AP Photo/Phelan M. Ebenhack

“First of all, I really didn’t pay attention to it the first ‘X’ amount of months. Really kind of start zeroing in on it in February after we got done with recruiting. You know, a couple of things. I think there’s probably a fair amount of exaggeration about some of the things that are going on in terms of just how significant or how fine the print is in some of those contracts. I think that’s going to be interesting over time. One thing we haven’t experienced yet is, you know, guys getting big contracts in college and then maybe not producing at the level that the people paying those contracts expect. We’ve seen that happen in pro baseball. I guess pro baseball was really the first sport with really true free agency at least that I can remember when I was a kid. So, that’s going to be something. The other thing that’s really kind of jumped out at me, in terms of you think about all the guys that play college football, how many are really benefitting all that much? I think anything that the guys can get is great, but as far as these ones that you hear about, it’s a really small percentage of the guys that truly play the game.

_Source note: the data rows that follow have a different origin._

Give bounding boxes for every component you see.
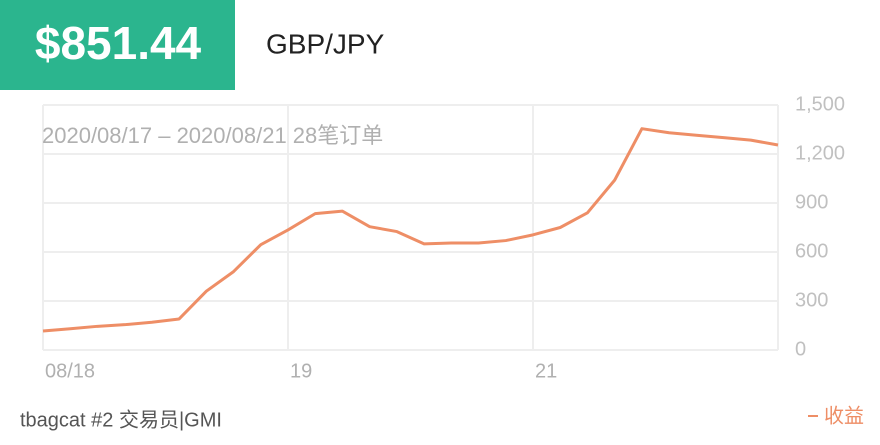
y-tick-label: 300: [795, 289, 828, 311]
legend-label: 收益: [824, 404, 864, 427]
x-tick-label: 19: [290, 360, 312, 382]
pair: GBP/JPY: [266, 28, 385, 59]
y-tick-label: 0: [795, 338, 806, 360]
footer-user: tbagcat #2 交易员|GMI: [20, 408, 222, 431]
amount-badge: [0, 0, 235, 90]
series-line: [42, 127, 779, 333]
subtitle: 2020/08/17 – 2020/08/21 28笔订单: [42, 123, 383, 148]
y-tick-label: 600: [795, 240, 828, 262]
amount: $851.44: [35, 17, 202, 69]
y-tick-label: 1,200: [795, 142, 845, 164]
x-tick-label: 21: [535, 360, 557, 382]
x-tick-label: 08/18: [45, 360, 95, 382]
y-tick-label: 900: [795, 191, 828, 213]
y-tick-label: 1,500: [795, 93, 845, 115]
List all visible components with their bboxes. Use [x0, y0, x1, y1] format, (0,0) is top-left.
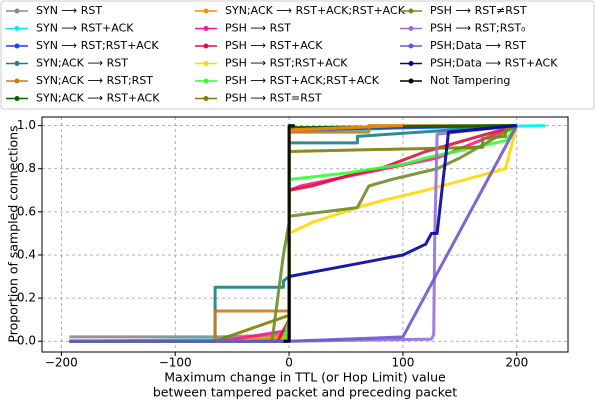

“You know, only time will tell how it’s really going to impact us, but it’s certainly given us one more thing to navigate. On a humorous note, you know, our guys are now getting exposed to the world of taxes, something that they really I don’t think understood and we want to make sure they do understand so they don’t get surprised there. So, that’s kind of interesting. The other part which is true for each and every one of us, and I tell our guys all the time, all of us only have so much time, so much energy, so you’ve just got to be really careful where you spend it and where you dedicate it towards,” Ferentz said.

If a player has asked for a specific NIL number to come to Iowa

Joseph Cress/Iowa City Press-Citizen / USA TODAY NETWORK

To understand Ferentz’s response, it’s probably best to share verbatim how Eisen asked his question.

“Have you, Kirk Ferentz, identified a player that you would like on Iowa Hawkeye football and in your program that’s turned to you and said, ‘I would do that if you matched a certain number I’m getting on an NIL deal’ as an inducement. Has that happened to you?” Eisen asked.

Here’s how Ferentz responded.

“It’s really interesting. I think this past Sunday was the first time I’ve had a recruit bring it up. Now, I’m not saying they haven’t maybe talked to our assistants. I imagine that’s a possibility, but, you know, we haven’t really experienced that. Our players in our program, Tyler Linderbaum was probably our best-known guy last year. Almost inadvertently raised 36,000 dollars and he gave it to the Children’s Hospital just to give you an indication. We’re lucky the guys we get to work with and I would have had no problem with him putting that in his pocket.

“But, you know, no, it really hasn’t been a big factor yet. I’m sure it’s going to be more than one. If we could write the script, our approach I think would be to, I’d prefer to see players that are actually in college who have done something, see them get rewards in proportion to what they’ve accomplished. It would be nice if there was an academic component to it. That’s probably not the real world, but I think all of us function better when production is rewarded as opposed to potential or projection,” Ferentz said.

Eisen followed up by asking if that recruit asked for a specific figure to Ferentz’s face.

“He was talking about, you know, just the world of NIL, and, if you understood his background, you’d understand it. I think you would at least. I field like I did. It was totally innocent. Well, he wasn’t trying to cut a deal. I’m sure that day is coming, but haven’t had that experience yet,” Ferentz said.

The quarterback competition, his son in New England

Joseph Cress/Iowa City Press-Citizen / USA TODAY NETWORK

Hawkeyes Wire touched on what Ferentz had to say about the quarterback competition and seeing his son, James Ferentz, at training camp in New England.

Naturally, the quarterback comments were noteworthy as fall camp begins. Most fans probably remember or know this, but Ferentz coached under Bill Belichick as the offensive line coach in Cleveland during the 1993-95 NFL seasons, so the connection between Ferentz and Belichick is an interesting one historically.